To avoid cluttering the manual page, notes are separately presented
here regarding the non-free firmware many wireless network controllers
require in order to function.  Troubles with wireless and its firmware
are introduced, after which two possible solutions to the
troubles follow.

WIRELESS FIRMWARE TROUBLES

Many users whose wireless network controllers require non-free firmware
cannot easily install the Debian operating system using only the
official, free ISO CD installation image the Debian Project supplies.
The difficulty is acute if the target device is a small laptop or other
portable machine that lacks an Ethernet port, for to function, the
device's wireless requires non-free firmware that, frustratingly, could
have been fetched wirelessly for installation if only the wireless were
already functioning.

The mirrorrib(1) program alone half-solves the problem by mirroring the
relevant part of the Debian archive, including the archive's non-free
area (in which the needed firmware resides) and including backports,
into a local repository on the machine's hard drive.  As long as the
local repository resides somewhere other than the hard-disk partition
onto which the operating system is to be installed, one can

    1. use the official, free ISO CD installation image to install or
       reinstall the operating system; and then
    2. install the firmware the wireless requires directly from the
       local repository.

The network is never accessed until both installations are complete.

The method is as elegant as any method involving non-free firmware is
likely to be.  However, the method's weakness is that it relies on the
local repository already to be present before installation of the
operating system begins.  If one could only place the repository on a
hard-drive partition once, one could then reinstall as many times as
one liked, but putting the repository on once is frustrated by the
not-yet-functioning wireless.

SUGGESTED SOLUTION:  TWO USB FLASH DRIVES

The solution this writer recommends to the typical user is to mount a
high-capacity USB flash drive on another Debian machine, one that has a
wired Internet connection.  Have mirrorrib(1) build the
repository *onto the flash drive.*  Then, after the standard
netinst.iso image has been written to another, lower-capacity flash
drive, carry both flash drives over to the other machine -- where the
low-capacity flash drive installs the operating system and the
high-capacity flash drive provides the wireless driver.
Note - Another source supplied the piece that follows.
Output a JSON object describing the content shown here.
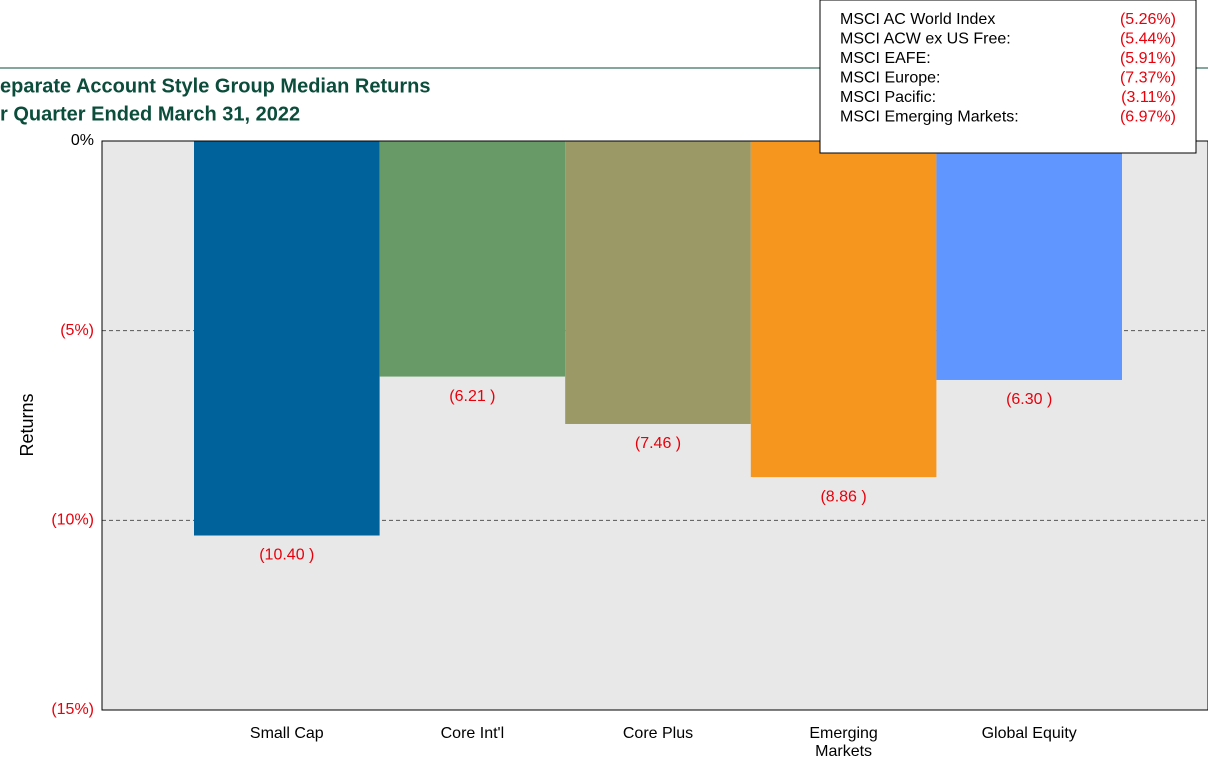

Of course, the high-capacity flash drive also provides all other wanted
software, including backports.  The target machine's wireless is never
relied upon, and yet once installation is done, the wireless works.

This solution has the extra advantage that it succeeds even if the
device's hard drive is too small to host the local repository.

ALTERNATE SOLUTION:  UNOFFICIAL ISO CD INSTALLATION IMAGES

Debian's Images Team has been publishing unofficial but
cryptographically signed alternate ISO CD installation images at

    https://cdimage.debian.org/cdimage/unofficial/
      non-free/cd-including-firmware/

As the URL suggests, these images presumably include the
needed firmware.

Installing from the unofficial images is less elegant than the
earlier, two-USB-flash-drive solution for various reasons that will
grow clear to you if you try the unofficial images, but the unofficial
images might be easier for a beginner to try the first time.  No
regular publication praxis for the unofficial images has been
articulated, so mirrorrib(1) is unable automatically fetch the
unofficial images for you, but that's just as well.  If you want the
unofficial images, just download them.

FREE SOFTWARE

Despite the foregoing, special-purpose advice, no solution involving
non-free software is *urged* upon any Debian user.  Debian is about
free software and mirrorrib(1), which is part of Debian, is about free
software, too.

This file's advice is supplementarily for the benefit of specific users
who need or want it.  Other users can disregard.